Thermal energy storage offers tremendous potential for a variety of technologies. A common approach to thermal storage uses a phase change material. Phase change materials (PCM) are substances—often fatty acids, paraffins, or salt hydrates—that store and release energy by melting and solidifying at a specified temperature.
Typically, input heat melts the material and the phase change, or the transition from solid to liquid, stores energy. When the PCM is cooled back down below the melting point, it turns back into a solid. At this point, the stored energy is released as heat.

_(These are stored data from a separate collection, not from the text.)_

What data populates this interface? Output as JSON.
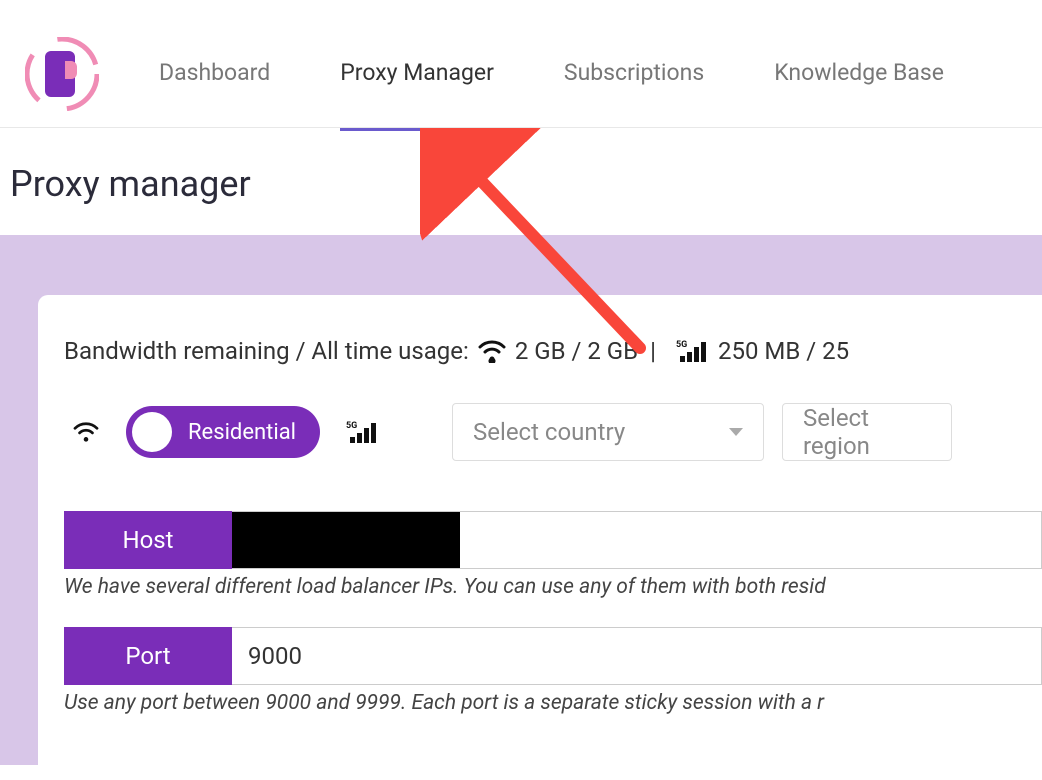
{
  "nav": {
    "items": [
      {
        "label": "Dashboard",
        "active": false
      },
      {
        "label": "Proxy Manager",
        "active": true
      },
      {
        "label": "Subscriptions",
        "active": false
      },
      {
        "label": "Knowledge Base",
        "active": false
      }
    ]
  },
  "page": {
    "title": "Proxy manager"
  },
  "bandwidth": {
    "label": "Bandwidth remaining / All time usage:",
    "wifi_value": "2 GB / 2 GB",
    "separator": "|",
    "mobile_value": "250 MB / 25"
  },
  "controls": {
    "toggle_label": "Residential",
    "country_placeholder": "Select country",
    "region_placeholder": "Select region"
  },
  "fields": {
    "host": {
      "label": "Host",
      "help": "We have several different load balancer IPs. You can use any of them with both resid"
    },
    "port": {
      "label": "Port",
      "value": "9000",
      "help": "Use any port between 9000 and 9999. Each port is a separate sticky session with a r"
    }
  },
  "colors": {
    "accent": "#7a2db8",
    "panel": "#d8c6e8",
    "annotation": "#f9463a"
  }
}
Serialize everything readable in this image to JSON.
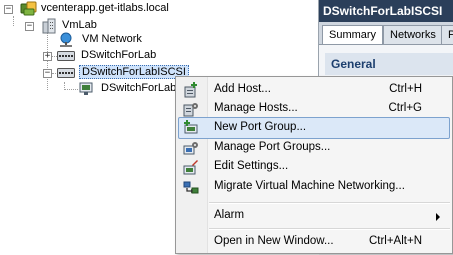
{
  "tree": {
    "root_label": "vcenterapp.get-itlabs.local",
    "datacenter_label": "VmLab",
    "items": [
      {
        "label": "VM Network"
      },
      {
        "label": "DSwitchForLab"
      },
      {
        "label": "DSwitchForLabISCSI"
      },
      {
        "label": "DSwitchForLabISCSI"
      }
    ]
  },
  "right_panel": {
    "title": "DSwitchForLabISCSI",
    "tabs": [
      {
        "label": "Summary"
      },
      {
        "label": "Networks"
      },
      {
        "label": "P"
      }
    ],
    "section_title": "General"
  },
  "context_menu": {
    "items": [
      {
        "label": "Add Host...",
        "shortcut": "Ctrl+H",
        "icon": "add-host-icon"
      },
      {
        "label": "Manage Hosts...",
        "shortcut": "Ctrl+G",
        "icon": "manage-hosts-icon"
      },
      {
        "label": "New Port Group...",
        "shortcut": "",
        "icon": "new-port-group-icon"
      },
      {
        "label": "Manage Port Groups...",
        "shortcut": "",
        "icon": "manage-port-groups-icon"
      },
      {
        "label": "Edit Settings...",
        "shortcut": "",
        "icon": "edit-settings-icon"
      },
      {
        "label": "Migrate Virtual Machine Networking...",
        "shortcut": "",
        "icon": "migrate-networking-icon"
      },
      {
        "label": "Alarm",
        "shortcut": ""
      },
      {
        "label": "Open in New Window...",
        "shortcut": "Ctrl+Alt+N"
      }
    ]
  },
  "colors": {
    "title_bar": "#2b3f5a",
    "menu_highlight": "#dbe8f8",
    "selection": "#cfe3fb"
  }
}
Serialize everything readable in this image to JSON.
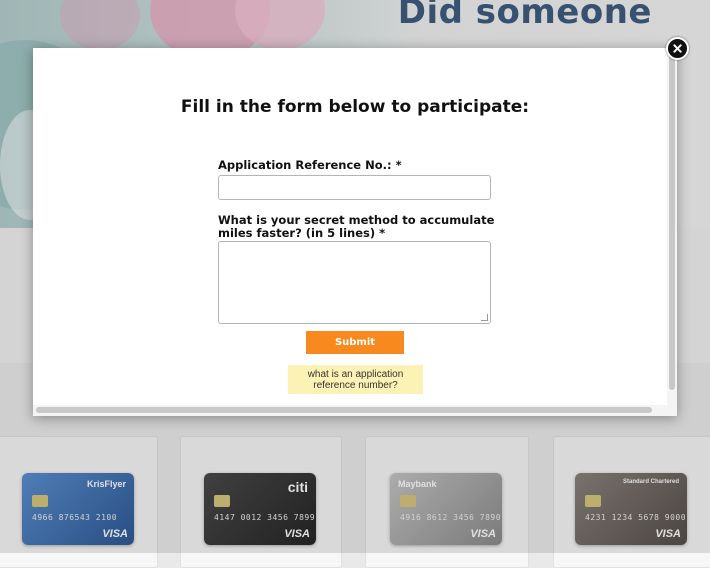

One of the challenges of this method of thermal energy storage is controllability. Most PCMs pass through their phase change temperature uncontrollably, which causes them to lose stored heat rapidly. But researchers at MIT have recently found a way to regulate the process by including molecules that change shape in response to light.
Postdocs Grace Han and Huashan Li and Professor Jeffrey Grossman combined phase change materials and a light-sensitive dopant that works like a molecular switch to control the release of energy. They recently published their findings in the journal Nature Communications.
The hybrid material, which can store about 200 joules per gram, melts when heated. After being exposed to ultraviolet light, it stays melted even when cooled back down. When triggered by another pulse of light, the material resolidifies and gives back the thermal phase change energy on command.
“By integrating a light-activated molecule into the traditional picture of latent heat, we add a new kind of control knob for properties such as melting, solidification, and supercooling,” Grossman told MIT News.
The researchers explain that in its chemically stored form, thermal energy can remain stable for long periods of time until the trigger is activated. Therefore, the photo-switching molecule is a remarkable advancement that makes the controlled dispatch of this latent energy possible.
Which technologies do you think it will best support?